No faltó quien optó por retirarse el incómodo protector que nublaba la visión y sofocaba de verdad. Si bien la indicación era que todos debían mantenerlo puesto, nadie se atrevía a reclamar al infractor.
Algún otro se animó a conversar, pero siempre en voz baja, casi como murmurando, y con expresiones sucintas. No era un silencio perpetuo porque de fondo penaba el audio de una película que fue ignorada por intervalos. Igual con la siguiente en la lista de reproducción. Y así sucesivamente hasta Chiclayo.
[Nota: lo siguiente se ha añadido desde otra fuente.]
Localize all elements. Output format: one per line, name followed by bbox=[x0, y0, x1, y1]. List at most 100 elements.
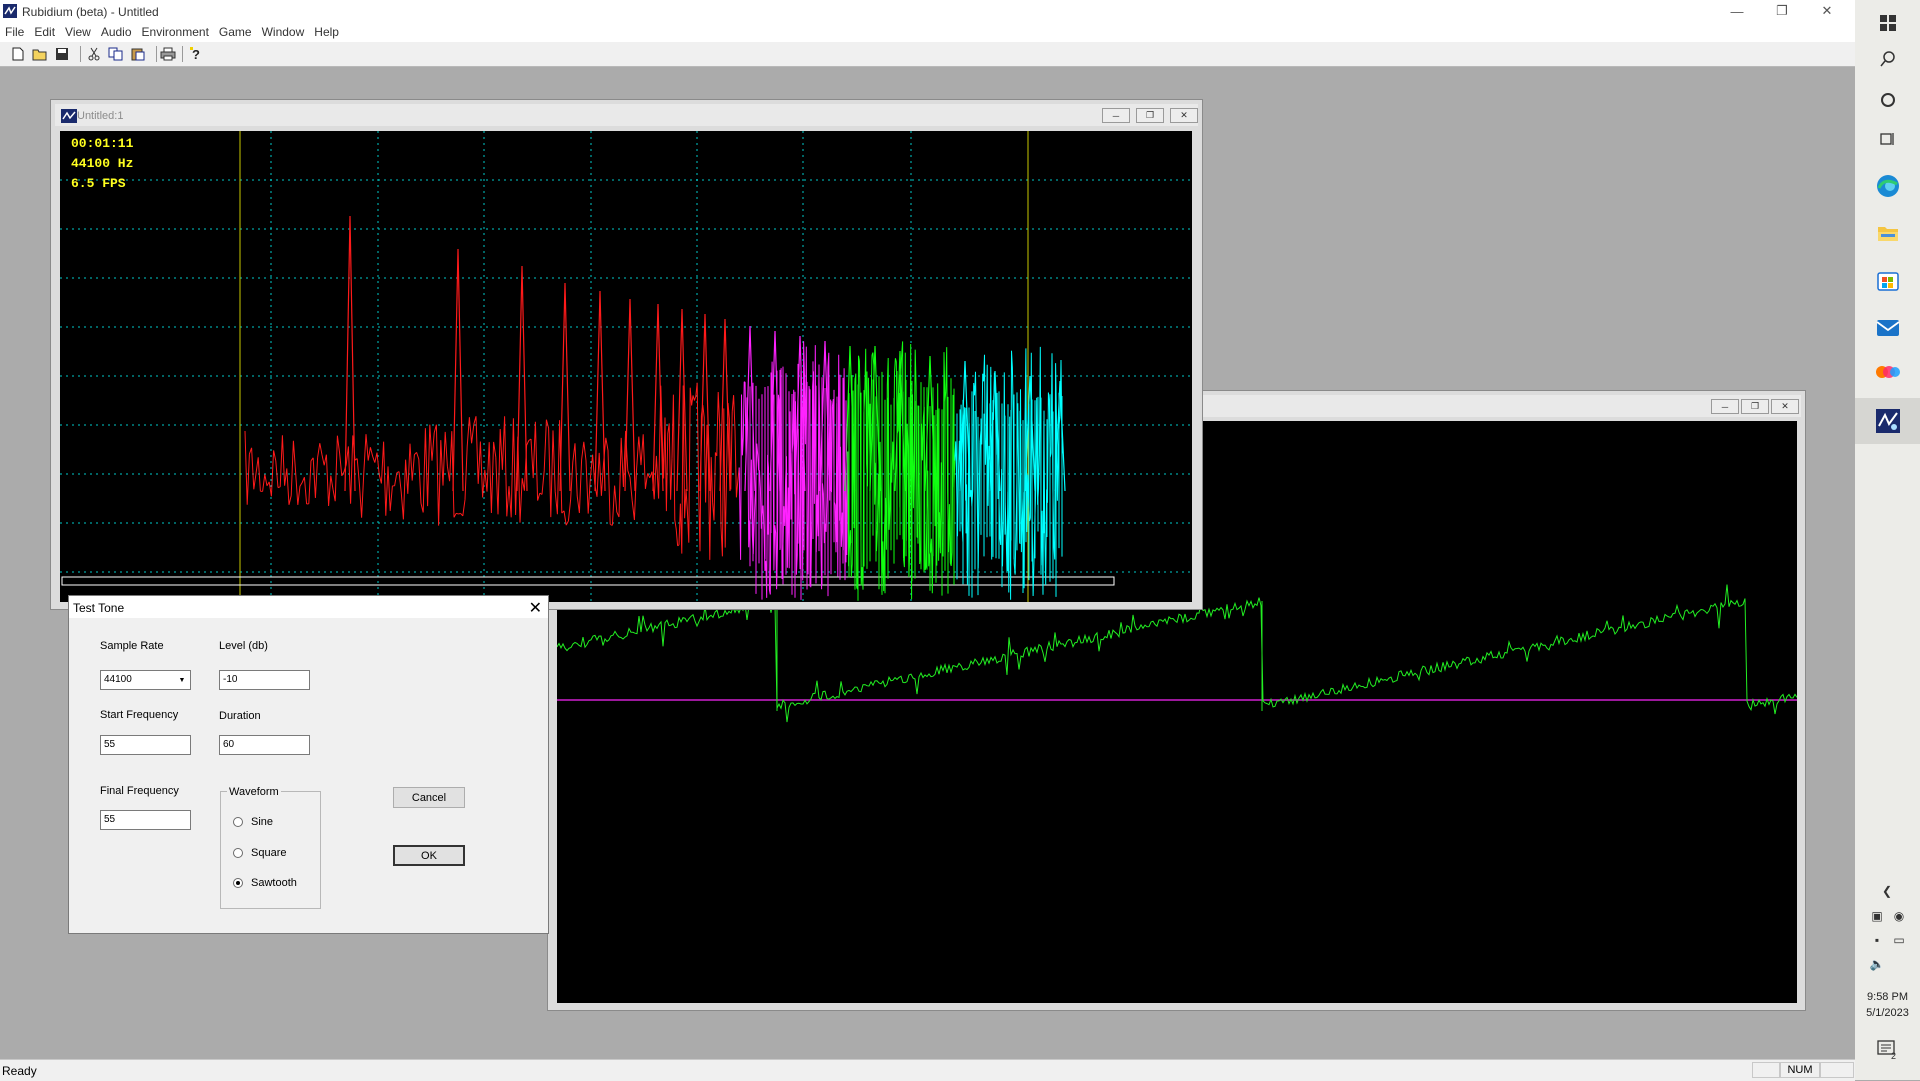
radio-label-square: Square bbox=[251, 847, 287, 859]
spectrum-peak bbox=[452, 248, 464, 492]
duration-label: Duration bbox=[219, 710, 261, 722]
app-title: Rubidium (beta) - Untitled bbox=[22, 5, 159, 19]
status-text: Ready bbox=[2, 1064, 37, 1078]
help-icon[interactable]: ? bbox=[188, 46, 204, 62]
time-readout: 00:01:11 bbox=[71, 136, 134, 151]
app-logo-icon bbox=[3, 4, 17, 18]
chevron-left-icon[interactable]: ❮ bbox=[1877, 882, 1897, 900]
svg-text:?: ? bbox=[192, 47, 200, 61]
minimize-button[interactable]: — bbox=[1715, 0, 1759, 22]
menu-file[interactable]: File bbox=[0, 23, 29, 41]
toolbar-separator bbox=[156, 46, 157, 62]
minimize-button[interactable]: ─ bbox=[1102, 108, 1130, 123]
network-icon[interactable]: ▣ bbox=[1867, 907, 1887, 925]
app-icon[interactable] bbox=[1855, 349, 1920, 395]
file-explorer-icon[interactable] bbox=[1855, 210, 1920, 256]
display-icon[interactable]: ▭ bbox=[1889, 931, 1909, 949]
status-pane-scroll bbox=[1820, 1062, 1854, 1078]
volume-icon[interactable]: 🔈 bbox=[1867, 955, 1887, 973]
spectrum-peak bbox=[624, 298, 636, 492]
radio-label-sawtooth: Sawtooth bbox=[251, 877, 297, 889]
radio-button-sine[interactable] bbox=[233, 817, 243, 827]
save-icon[interactable] bbox=[54, 46, 70, 62]
print-icon[interactable] bbox=[160, 46, 176, 62]
start-frequency-value: 55 bbox=[104, 739, 116, 750]
notification-count: 2 bbox=[1891, 1051, 1896, 1060]
chevron-down-icon[interactable]: ▼ bbox=[175, 672, 189, 688]
close-button[interactable]: ✕ bbox=[1170, 108, 1198, 123]
menu-view[interactable]: View bbox=[60, 23, 96, 41]
radio-label-sine: Sine bbox=[251, 816, 274, 828]
action-center-icon[interactable]: 2 bbox=[1855, 1030, 1920, 1070]
level-field[interactable]: -10 bbox=[219, 670, 310, 690]
spectrum-plot[interactable]: 00:01:11 44100 Hz 6.5 FPS bbox=[60, 131, 1192, 602]
status-bar: Ready NUM bbox=[0, 1059, 1855, 1081]
toolbar: ? bbox=[0, 42, 1855, 67]
fps-readout: 6.5 FPS bbox=[71, 176, 126, 191]
spectrum-trace bbox=[244, 382, 740, 560]
wifi-icon[interactable]: ◉ bbox=[1889, 907, 1909, 925]
duration-field[interactable]: 60 bbox=[219, 735, 310, 755]
clock-time: 9:58 PM bbox=[1867, 991, 1908, 1003]
spectrum-osd: 00:01:11 44100 Hz 6.5 FPS bbox=[71, 134, 133, 194]
search-icon[interactable] bbox=[1855, 36, 1920, 82]
close-button[interactable]: ✕ bbox=[1805, 0, 1849, 22]
sample-rate-value: 44100 bbox=[104, 674, 132, 685]
spectrum-peak bbox=[559, 282, 571, 492]
test-tone-dialog: Test Tone ✕ Sample Rate 44100 ▼ Level (d… bbox=[68, 595, 549, 934]
menu-bar: File Edit View Audio Environment Game Window He… bbox=[0, 23, 1855, 42]
task-view-icon[interactable] bbox=[1855, 116, 1920, 162]
menu-window[interactable]: Window bbox=[257, 23, 310, 41]
waveform-option-sawtooth[interactable]: Sawtooth bbox=[233, 877, 297, 889]
restore-button[interactable]: ❐ bbox=[1760, 0, 1804, 22]
final-frequency-field[interactable]: 55 bbox=[100, 810, 191, 830]
restore-button[interactable]: ❐ bbox=[1741, 399, 1769, 414]
notification-icon[interactable]: ▪ bbox=[1867, 931, 1887, 949]
copy-icon[interactable] bbox=[108, 46, 124, 62]
menu-help[interactable]: Help bbox=[309, 23, 344, 41]
spectrum-peak bbox=[344, 215, 356, 492]
level-label: Level (db) bbox=[219, 640, 268, 652]
final-frequency-value: 55 bbox=[104, 814, 116, 825]
final-frequency-label: Final Frequency bbox=[100, 785, 179, 797]
paste-icon[interactable] bbox=[130, 46, 146, 62]
dialog-close-icon[interactable]: ✕ bbox=[529, 598, 542, 618]
rubidium-app-icon[interactable] bbox=[1855, 398, 1920, 444]
num-lock-indicator: NUM bbox=[1780, 1062, 1820, 1078]
menu-edit[interactable]: Edit bbox=[29, 23, 60, 41]
spectrum-window-title-bar: Untitled:1 ─ ❐ ✕ bbox=[55, 104, 1198, 126]
close-button[interactable]: ✕ bbox=[1771, 399, 1799, 414]
dialog-title-bar: Test Tone ✕ bbox=[69, 596, 548, 618]
spectrum-window-title: Untitled:1 bbox=[77, 110, 124, 122]
open-icon[interactable] bbox=[32, 46, 48, 62]
edge-icon[interactable] bbox=[1855, 163, 1920, 209]
scroll-track bbox=[61, 576, 1115, 586]
toolbar-separator bbox=[182, 46, 183, 62]
document-icon bbox=[61, 109, 77, 123]
menu-audio[interactable]: Audio bbox=[96, 23, 137, 41]
sample-rate-readout: 44100 Hz bbox=[71, 156, 134, 171]
dialog-title: Test Tone bbox=[73, 601, 125, 615]
ok-button[interactable]: OK bbox=[393, 845, 465, 866]
toolbar-separator bbox=[80, 46, 81, 62]
radio-button-square[interactable] bbox=[233, 848, 243, 858]
waveform-option-square[interactable]: Square bbox=[233, 847, 286, 859]
cancel-button[interactable]: Cancel bbox=[393, 787, 465, 808]
spectrum-svg bbox=[60, 131, 1192, 602]
restore-button[interactable]: ❐ bbox=[1136, 108, 1164, 123]
cut-icon[interactable] bbox=[86, 46, 102, 62]
menu-environment[interactable]: Environment bbox=[137, 23, 214, 41]
start-frequency-field[interactable]: 55 bbox=[100, 735, 191, 755]
status-pane-caps bbox=[1752, 1062, 1780, 1078]
sample-rate-select[interactable]: 44100 ▼ bbox=[100, 670, 191, 690]
minimize-button[interactable]: ─ bbox=[1711, 399, 1739, 414]
store-icon[interactable] bbox=[1855, 257, 1920, 303]
radio-button-sawtooth[interactable] bbox=[233, 878, 243, 888]
taskbar: ❮ ▣ ◉ ▪ ▭ 🔈 9:58 PM 5/1/2023 2 bbox=[1855, 0, 1920, 1080]
new-icon[interactable] bbox=[10, 46, 26, 62]
level-value: -10 bbox=[223, 674, 238, 685]
clock[interactable]: 9:58 PM 5/1/2023 bbox=[1855, 989, 1920, 1021]
mail-icon[interactable] bbox=[1855, 305, 1920, 351]
menu-game[interactable]: Game bbox=[214, 23, 257, 41]
waveform-option-sine[interactable]: Sine bbox=[233, 816, 273, 828]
Tres horas y media más tarde el bus llegó al destino. El descenso fue normal, sin complicaciones. Eran las 7.30 p. m. y ya no había manera de otro viaje en el itinerario de la empresa: no era posible llegar antes de la inmovilización. Por eso la sala estaba tranquila y en las afueras unos pocos taxistas ofrecían su servicio a precios razonables.
Sin dudas un traslado sin precedentes que se desprende del inicio de una convivencia natural. En adelante, una nueva normalidad.